Ловетт, очевидно, рассматривал не только арену и декорацию частного приема в качестве неизбывного источника легальности, но и всю нанятую для этого обслугу считал безгранично преданной ему. Метрдотель, например, работал у него свыше тридцати лет. Он был рад сотрудничать со следствием – в особенности, когда, будучи законопослушным существом, чуть не лопнул от возмущения, услышав об алиби мифического субъекта.
– Оставьте его слова для недотеп, – хмыкнул он. – Видать, этот тип хотел сказать, что обслуживал какой-нибудь пролетарский пивбар на самом стадионе, но не апартаменты. Там работали только постоянные служащие, а уж особенно в ту ночь.
– Вы уверены?
– А как же? – удивился метрдотель. – Самый крупный матч за десятилетие, присутствует – шутка сказать! – Тайный Совет всеми собственными персонами. Но мне не понадобился обычный состав – их всего было на вечере шестеро, персон этих. Ни помощников-секретарш, ни даже охраны. Так что в тот вечер нас работало всего четверо – Март'нес и Эби за стойкой, Вэнс бегал, если что-то требовалось с кухни. Они и не ели-то в тот вечер как следует, даже Краа.
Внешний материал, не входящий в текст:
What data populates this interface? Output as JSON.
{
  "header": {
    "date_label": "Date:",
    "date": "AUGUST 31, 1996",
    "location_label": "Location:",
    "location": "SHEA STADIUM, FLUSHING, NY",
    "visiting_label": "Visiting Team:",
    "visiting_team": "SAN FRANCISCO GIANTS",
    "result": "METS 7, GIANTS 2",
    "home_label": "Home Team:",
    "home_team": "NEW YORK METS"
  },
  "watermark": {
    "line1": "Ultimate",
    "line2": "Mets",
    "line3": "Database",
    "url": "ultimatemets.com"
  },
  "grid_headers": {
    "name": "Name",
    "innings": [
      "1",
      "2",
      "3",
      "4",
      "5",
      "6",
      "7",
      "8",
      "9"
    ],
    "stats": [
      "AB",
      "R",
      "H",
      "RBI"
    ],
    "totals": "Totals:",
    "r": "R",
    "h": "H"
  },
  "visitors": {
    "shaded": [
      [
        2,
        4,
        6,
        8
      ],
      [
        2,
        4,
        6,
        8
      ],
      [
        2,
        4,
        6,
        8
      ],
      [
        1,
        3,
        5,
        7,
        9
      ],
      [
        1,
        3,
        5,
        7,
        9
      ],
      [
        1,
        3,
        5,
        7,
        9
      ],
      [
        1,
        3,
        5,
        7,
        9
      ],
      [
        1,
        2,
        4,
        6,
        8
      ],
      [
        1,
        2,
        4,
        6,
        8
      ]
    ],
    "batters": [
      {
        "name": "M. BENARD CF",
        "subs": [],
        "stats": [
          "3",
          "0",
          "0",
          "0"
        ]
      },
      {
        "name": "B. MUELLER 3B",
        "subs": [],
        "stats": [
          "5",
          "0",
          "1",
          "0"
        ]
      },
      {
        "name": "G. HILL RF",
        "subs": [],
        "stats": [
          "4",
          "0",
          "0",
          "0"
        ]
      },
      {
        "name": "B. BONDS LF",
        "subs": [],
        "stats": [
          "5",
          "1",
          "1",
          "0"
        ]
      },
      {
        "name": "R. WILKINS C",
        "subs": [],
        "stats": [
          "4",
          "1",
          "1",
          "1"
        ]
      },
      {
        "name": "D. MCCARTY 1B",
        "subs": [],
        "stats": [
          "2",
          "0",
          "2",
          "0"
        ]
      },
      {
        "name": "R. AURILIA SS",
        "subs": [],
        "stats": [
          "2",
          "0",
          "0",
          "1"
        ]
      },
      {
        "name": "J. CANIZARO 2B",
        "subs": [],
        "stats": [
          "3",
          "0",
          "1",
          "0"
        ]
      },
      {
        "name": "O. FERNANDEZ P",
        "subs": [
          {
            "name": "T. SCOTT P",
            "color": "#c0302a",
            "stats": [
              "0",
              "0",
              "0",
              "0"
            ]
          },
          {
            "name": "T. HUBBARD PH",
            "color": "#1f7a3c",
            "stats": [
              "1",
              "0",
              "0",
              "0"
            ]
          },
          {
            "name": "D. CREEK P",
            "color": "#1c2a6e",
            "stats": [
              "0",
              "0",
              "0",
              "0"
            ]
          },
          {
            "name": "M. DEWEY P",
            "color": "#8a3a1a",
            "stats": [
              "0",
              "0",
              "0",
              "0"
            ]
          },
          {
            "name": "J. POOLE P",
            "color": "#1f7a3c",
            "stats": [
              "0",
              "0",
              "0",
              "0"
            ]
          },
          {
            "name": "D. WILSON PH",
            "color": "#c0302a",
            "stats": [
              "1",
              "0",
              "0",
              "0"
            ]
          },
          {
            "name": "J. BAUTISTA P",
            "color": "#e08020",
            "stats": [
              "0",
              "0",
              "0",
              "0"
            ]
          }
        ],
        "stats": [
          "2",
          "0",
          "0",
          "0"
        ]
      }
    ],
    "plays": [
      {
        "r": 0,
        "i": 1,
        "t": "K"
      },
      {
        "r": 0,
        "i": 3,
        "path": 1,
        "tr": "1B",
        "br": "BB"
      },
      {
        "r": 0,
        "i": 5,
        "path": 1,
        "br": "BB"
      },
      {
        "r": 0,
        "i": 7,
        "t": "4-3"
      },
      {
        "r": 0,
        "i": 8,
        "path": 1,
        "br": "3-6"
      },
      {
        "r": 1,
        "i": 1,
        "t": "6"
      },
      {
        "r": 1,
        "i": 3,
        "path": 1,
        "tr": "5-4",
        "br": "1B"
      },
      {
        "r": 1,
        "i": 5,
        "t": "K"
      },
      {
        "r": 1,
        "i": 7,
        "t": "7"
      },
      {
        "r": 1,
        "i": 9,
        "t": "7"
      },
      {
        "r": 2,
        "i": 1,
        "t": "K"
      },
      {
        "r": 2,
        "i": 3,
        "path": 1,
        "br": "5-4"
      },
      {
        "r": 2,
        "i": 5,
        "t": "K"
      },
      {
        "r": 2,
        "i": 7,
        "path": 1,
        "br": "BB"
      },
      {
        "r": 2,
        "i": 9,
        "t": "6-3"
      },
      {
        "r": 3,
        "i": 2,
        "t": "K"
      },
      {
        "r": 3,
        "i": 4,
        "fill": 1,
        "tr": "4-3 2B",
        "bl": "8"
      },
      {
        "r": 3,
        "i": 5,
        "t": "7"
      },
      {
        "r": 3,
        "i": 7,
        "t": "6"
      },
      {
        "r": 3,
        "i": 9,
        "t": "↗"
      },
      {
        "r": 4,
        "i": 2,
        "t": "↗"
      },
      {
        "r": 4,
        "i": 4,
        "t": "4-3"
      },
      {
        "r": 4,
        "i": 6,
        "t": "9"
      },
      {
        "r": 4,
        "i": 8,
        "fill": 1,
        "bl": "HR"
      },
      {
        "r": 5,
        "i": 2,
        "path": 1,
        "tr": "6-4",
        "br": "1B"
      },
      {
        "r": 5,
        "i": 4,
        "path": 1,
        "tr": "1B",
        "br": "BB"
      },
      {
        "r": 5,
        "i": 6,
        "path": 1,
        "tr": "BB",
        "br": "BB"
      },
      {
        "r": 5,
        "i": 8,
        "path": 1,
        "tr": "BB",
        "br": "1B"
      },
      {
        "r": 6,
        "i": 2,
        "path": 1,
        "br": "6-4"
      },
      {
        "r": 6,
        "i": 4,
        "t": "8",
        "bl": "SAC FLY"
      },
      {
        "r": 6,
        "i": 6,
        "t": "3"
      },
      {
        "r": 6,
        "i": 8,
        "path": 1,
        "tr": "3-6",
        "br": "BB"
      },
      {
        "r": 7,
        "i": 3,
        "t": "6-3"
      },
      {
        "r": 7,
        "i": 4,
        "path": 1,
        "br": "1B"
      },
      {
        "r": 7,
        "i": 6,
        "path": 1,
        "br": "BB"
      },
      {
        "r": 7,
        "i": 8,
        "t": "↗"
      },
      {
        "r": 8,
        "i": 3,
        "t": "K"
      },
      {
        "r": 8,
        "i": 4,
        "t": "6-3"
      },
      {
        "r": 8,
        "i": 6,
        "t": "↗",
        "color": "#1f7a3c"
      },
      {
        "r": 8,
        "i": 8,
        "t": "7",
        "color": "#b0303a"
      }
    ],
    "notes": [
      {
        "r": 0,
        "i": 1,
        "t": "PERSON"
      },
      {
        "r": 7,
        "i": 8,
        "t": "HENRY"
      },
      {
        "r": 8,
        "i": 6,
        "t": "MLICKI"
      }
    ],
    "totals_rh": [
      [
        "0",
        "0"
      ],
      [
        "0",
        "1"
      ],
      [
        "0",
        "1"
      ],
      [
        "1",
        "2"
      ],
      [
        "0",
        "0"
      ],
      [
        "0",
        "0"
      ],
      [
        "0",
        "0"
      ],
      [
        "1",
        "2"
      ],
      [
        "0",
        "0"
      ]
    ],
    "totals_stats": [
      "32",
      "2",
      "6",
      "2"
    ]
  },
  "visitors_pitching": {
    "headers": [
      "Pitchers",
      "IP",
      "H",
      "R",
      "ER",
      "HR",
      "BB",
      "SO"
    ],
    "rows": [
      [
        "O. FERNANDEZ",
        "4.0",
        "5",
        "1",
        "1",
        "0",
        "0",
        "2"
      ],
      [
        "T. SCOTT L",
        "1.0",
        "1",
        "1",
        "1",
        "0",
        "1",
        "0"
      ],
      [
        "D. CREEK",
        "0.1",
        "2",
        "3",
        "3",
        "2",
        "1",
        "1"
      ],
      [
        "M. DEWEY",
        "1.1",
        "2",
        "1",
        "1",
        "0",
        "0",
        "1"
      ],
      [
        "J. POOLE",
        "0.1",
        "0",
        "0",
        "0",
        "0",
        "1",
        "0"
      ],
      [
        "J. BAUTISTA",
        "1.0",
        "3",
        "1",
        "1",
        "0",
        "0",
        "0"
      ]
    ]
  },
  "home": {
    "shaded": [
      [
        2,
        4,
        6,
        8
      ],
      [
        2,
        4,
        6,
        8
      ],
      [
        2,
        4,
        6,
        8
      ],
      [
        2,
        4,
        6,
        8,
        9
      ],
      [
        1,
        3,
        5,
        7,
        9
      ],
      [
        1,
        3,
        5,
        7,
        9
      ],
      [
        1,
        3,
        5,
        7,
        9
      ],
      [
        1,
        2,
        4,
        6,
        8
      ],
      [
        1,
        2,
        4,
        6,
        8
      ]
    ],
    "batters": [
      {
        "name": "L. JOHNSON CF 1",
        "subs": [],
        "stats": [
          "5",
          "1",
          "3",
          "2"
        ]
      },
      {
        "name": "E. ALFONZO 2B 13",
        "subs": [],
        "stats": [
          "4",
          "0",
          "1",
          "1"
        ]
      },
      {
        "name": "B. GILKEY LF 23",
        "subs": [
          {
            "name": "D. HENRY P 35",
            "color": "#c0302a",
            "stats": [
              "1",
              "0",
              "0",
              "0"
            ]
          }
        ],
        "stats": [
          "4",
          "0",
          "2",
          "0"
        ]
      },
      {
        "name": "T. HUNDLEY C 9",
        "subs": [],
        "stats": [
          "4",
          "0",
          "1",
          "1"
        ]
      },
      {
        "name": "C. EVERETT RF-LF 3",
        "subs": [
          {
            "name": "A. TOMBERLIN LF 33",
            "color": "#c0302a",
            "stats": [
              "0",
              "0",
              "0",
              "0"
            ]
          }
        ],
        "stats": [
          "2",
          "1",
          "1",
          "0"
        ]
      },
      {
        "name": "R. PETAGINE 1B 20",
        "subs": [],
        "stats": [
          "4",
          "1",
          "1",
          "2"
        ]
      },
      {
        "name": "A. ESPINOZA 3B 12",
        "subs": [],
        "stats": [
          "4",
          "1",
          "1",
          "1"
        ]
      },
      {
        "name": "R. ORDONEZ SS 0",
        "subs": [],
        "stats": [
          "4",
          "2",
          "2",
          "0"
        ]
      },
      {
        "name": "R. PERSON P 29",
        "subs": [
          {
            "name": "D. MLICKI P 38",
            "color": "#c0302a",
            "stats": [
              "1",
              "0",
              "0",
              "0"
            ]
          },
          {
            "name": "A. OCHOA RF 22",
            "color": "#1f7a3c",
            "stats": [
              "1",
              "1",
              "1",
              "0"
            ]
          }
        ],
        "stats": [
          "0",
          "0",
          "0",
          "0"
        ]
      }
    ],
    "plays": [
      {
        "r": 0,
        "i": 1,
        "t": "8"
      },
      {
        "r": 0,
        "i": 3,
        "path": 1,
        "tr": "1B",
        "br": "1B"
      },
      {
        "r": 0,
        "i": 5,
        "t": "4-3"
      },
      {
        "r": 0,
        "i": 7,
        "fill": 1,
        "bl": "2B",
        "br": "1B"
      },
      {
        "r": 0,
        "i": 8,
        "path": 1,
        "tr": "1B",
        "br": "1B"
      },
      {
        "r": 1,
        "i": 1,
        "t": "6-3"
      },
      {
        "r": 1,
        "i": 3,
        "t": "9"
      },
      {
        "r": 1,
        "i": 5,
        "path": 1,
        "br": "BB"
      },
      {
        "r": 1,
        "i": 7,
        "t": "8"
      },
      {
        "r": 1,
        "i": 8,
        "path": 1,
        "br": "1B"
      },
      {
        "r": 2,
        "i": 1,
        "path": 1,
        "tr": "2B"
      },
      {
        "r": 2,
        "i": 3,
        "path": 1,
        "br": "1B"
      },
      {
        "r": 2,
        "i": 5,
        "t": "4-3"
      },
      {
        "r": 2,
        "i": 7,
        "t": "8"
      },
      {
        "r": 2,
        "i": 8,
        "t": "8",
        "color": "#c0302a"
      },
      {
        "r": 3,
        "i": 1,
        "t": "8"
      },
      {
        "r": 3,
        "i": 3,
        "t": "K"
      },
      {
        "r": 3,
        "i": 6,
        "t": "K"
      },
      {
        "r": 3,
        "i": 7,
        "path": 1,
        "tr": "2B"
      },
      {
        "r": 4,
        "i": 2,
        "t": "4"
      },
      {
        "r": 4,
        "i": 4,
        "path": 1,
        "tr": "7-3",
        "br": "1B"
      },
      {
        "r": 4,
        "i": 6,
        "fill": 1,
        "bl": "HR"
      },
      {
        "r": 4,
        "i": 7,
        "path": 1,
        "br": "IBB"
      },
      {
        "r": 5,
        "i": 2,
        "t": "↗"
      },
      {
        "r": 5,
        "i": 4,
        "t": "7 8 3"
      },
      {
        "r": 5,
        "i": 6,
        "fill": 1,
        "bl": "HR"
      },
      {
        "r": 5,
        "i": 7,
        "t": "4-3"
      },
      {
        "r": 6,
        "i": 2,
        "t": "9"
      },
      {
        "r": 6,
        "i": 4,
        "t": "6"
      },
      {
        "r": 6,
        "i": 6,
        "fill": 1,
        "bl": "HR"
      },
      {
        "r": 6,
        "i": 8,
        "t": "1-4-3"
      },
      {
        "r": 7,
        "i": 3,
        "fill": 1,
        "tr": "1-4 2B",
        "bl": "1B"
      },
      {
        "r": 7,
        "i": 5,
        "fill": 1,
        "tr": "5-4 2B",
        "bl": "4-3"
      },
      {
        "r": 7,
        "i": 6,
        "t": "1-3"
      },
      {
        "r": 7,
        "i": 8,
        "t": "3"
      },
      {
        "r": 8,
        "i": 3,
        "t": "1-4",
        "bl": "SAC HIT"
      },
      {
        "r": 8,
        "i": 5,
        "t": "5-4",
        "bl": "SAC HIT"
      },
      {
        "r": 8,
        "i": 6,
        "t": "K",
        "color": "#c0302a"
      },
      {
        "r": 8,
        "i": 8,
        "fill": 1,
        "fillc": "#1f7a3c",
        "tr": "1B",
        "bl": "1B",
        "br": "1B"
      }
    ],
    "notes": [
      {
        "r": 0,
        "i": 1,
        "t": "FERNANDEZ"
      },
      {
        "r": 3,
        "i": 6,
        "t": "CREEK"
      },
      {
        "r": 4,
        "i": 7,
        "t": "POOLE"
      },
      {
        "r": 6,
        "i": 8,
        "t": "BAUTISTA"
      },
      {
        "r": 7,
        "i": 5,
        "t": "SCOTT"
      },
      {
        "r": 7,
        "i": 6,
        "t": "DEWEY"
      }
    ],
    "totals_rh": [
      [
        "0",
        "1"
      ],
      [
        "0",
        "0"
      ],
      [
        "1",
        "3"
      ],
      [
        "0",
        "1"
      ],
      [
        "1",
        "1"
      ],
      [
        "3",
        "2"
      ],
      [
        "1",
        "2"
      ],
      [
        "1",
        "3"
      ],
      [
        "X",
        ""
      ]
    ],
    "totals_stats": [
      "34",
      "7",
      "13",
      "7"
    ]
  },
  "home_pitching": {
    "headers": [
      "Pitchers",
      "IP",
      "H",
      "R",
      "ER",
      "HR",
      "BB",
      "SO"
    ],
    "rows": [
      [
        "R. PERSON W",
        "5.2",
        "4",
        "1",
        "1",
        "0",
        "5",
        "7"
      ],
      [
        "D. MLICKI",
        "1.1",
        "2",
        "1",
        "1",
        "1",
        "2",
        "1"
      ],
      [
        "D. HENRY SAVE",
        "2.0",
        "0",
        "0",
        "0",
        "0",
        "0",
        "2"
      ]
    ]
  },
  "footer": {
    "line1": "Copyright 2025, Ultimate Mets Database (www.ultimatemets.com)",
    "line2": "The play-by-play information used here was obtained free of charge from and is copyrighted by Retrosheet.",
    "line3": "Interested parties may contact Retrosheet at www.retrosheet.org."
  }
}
Простите, пожалуйста, последние слова не записывайте, пожалуйста, ладно?
Хейнз обнадежила его – обещала, что не будет.
Человечек сказал, что был бы счастлив посмотреть лжецу-убийце в глаза на суде, на что Хейнз ответила – сомневаюсь, что в этом возникнет нужда; других свидетельских показаний вполне достаточно, просто необходимо проверить неувязанный конец.
Затем она спросила словно невзначай:
– Должно быть, вас дрожь пробирала – находиться поблизости от таких властелинов...
– Да нет, – ответствовал метр. – Как-никак, Ловетт и раньше проводил приемы с участием важных персон. Конечно, во сто раз менее масштабные, чем устраивал его отец. Гостей приглашал совсем немного и очень редко; он ведь так занят, управляя всем. Раз или два с тех пор... с тех пор, как убили Императора. Я считал себя человеком невпечатлительным. Оказалось, не так. Лучше бы мне не быть таким честным, право.